Viene stabilito il ruolo di tutti gli abitanti presenti in città, uno per uno: vi si riporta il nome, l’età, il sesso, senza eccezione di condizione.
Dei malati oggi sappiamo più o meno tutto. E ciascuno assume un ruolo. Ed ecco «Il ristoratore di Rimini ammalato, di ritorno dalla Romania», «il podista 38enne di Codogno, il paziente 1», «la 47enne di Vo’ Euganeo», per arrivare infine ai cinesi che per il governatore del Veneto mangerebbero topi vivi. Come direbbe Foucault, il racconto del virus nei suoi minimi dettagli, unito alle sue banalizzazioni e generalizzazioni, genera un vero e proprio «sapere sui soggetti». E non esiste relazione di sapere senza una relazione di potere. Il racconto del virus, se non il virus stesso, si trasformano quindi in «dispositivi di potere». Per Foucault, il dispositivo.

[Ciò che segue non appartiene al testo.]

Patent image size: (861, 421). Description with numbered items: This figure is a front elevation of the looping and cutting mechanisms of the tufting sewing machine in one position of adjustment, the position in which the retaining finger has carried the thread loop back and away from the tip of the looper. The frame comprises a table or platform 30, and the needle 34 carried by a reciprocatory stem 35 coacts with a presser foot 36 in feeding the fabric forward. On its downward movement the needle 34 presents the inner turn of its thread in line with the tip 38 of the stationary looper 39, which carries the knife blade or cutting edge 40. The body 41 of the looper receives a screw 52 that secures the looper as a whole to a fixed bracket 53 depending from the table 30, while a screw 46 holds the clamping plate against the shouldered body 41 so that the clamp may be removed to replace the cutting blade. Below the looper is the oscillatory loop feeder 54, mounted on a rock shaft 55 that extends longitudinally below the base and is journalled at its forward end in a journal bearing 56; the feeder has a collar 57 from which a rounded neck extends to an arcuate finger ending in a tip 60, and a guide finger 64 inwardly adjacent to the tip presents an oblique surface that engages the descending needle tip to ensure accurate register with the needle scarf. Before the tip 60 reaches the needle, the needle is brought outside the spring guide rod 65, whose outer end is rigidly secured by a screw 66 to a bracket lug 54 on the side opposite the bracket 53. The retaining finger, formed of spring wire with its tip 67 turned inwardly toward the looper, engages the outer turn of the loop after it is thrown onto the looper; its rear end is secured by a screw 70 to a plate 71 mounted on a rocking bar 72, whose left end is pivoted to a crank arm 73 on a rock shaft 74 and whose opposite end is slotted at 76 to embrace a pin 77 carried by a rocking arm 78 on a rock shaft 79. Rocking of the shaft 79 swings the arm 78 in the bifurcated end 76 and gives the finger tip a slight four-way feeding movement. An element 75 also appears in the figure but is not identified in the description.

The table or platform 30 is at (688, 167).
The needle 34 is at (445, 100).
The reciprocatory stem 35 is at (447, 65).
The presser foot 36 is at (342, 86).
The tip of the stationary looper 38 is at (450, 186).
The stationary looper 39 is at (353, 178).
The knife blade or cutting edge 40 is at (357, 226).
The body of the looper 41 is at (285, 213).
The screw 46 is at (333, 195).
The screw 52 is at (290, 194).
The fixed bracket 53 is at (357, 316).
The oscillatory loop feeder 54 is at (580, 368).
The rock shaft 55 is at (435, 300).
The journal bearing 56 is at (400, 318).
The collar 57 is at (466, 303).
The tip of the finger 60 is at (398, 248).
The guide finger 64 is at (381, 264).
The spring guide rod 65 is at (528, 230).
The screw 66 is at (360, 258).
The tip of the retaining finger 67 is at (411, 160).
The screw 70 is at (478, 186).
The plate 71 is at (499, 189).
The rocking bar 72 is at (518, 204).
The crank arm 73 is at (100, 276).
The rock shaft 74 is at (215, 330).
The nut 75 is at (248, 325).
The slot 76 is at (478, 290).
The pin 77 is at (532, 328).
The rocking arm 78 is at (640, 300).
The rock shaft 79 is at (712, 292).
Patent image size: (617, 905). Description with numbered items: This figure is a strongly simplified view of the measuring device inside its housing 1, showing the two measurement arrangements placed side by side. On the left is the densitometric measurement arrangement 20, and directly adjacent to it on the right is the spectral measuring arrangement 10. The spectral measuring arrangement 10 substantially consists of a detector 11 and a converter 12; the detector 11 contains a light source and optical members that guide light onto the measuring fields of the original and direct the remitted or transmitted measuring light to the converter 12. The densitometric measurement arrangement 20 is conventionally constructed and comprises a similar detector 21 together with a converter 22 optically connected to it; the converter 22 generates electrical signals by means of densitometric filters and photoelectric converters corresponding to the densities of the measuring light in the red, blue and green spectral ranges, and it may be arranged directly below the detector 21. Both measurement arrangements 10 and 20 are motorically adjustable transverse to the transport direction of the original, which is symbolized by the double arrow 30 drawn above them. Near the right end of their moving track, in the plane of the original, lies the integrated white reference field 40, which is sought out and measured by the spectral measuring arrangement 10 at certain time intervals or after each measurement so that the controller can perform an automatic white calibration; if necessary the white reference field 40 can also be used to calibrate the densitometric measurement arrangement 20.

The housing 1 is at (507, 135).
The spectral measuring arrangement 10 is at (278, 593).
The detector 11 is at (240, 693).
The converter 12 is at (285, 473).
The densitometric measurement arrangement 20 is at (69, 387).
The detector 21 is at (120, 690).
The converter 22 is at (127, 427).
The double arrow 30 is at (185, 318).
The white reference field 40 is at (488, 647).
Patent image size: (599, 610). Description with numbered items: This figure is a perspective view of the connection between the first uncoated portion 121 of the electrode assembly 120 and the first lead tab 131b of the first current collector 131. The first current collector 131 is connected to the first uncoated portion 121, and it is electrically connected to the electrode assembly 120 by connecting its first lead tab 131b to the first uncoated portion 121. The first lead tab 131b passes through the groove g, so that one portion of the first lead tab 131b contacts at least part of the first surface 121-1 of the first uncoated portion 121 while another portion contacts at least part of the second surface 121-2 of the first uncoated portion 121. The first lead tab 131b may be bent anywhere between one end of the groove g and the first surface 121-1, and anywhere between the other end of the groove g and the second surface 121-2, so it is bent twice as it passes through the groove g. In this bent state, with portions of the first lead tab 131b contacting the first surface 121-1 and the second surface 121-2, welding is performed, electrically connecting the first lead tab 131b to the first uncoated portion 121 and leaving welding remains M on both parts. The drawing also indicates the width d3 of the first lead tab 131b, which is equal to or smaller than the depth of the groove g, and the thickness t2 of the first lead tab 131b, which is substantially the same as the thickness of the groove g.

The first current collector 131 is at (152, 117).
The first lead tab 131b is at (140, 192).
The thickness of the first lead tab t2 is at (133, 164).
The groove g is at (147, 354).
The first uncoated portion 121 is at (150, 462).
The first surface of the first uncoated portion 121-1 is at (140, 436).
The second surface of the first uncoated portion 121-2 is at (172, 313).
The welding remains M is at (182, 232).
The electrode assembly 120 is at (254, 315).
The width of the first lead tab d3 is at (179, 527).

È un insieme assolutamente eterogeneo che implica discorsi, istituzioni, strutture architettoniche decisioni regolative, leggi […].
Il dilagare delle dicerie
I discorsi attorno al virus si impongono sui soggetti come strumenti di potere e controllo su di essi. Ed ecco il panico, la limitazione dei rapporti umani. Tutti corrono a comprare mascherine, nonostante queste servano solo agli operatori sanitari o ai veri ammalati; tutti corrono a comprare viveri e fanno provviste, ma nessuna carestia è stata annunciata; i ristoranti cinesi si svuotano, nonostante non ci sia nessuna relazione tra cibo e trasmissione del virus. Molti cittadini asiatici vengono denigrati ed esclusi senza motivo, come il caso del ventiseienne cinese preso a bottigliate pochi giorni fa nel vicentino. Questo è l’immenso (e pericoloso) potere dei discorsi e del sapere, vero o presunto, che ciascuno di noi mette in circolo parlando della malattia. Ciascuno assume il proprio ruolo: il medico, l’esperto, il politico, il malato, il fantomatico “paziente 0”. O addirittura “l’untore“.

Forse, rileggere Foucault e rendersi conto di questi processi è la prima strada per liberarsi dalla paura e dalla psicosi. E magari affrontare meglio una situazione comunque complicata. Alla fine, di fronte a tutto ciò, resterà solo quanto detto dalla virologa Maria Rita Gismondo:
C’è un bombardamento di notizie che fomentano la paura, sembra che siamo in guerra ma non lo siamo.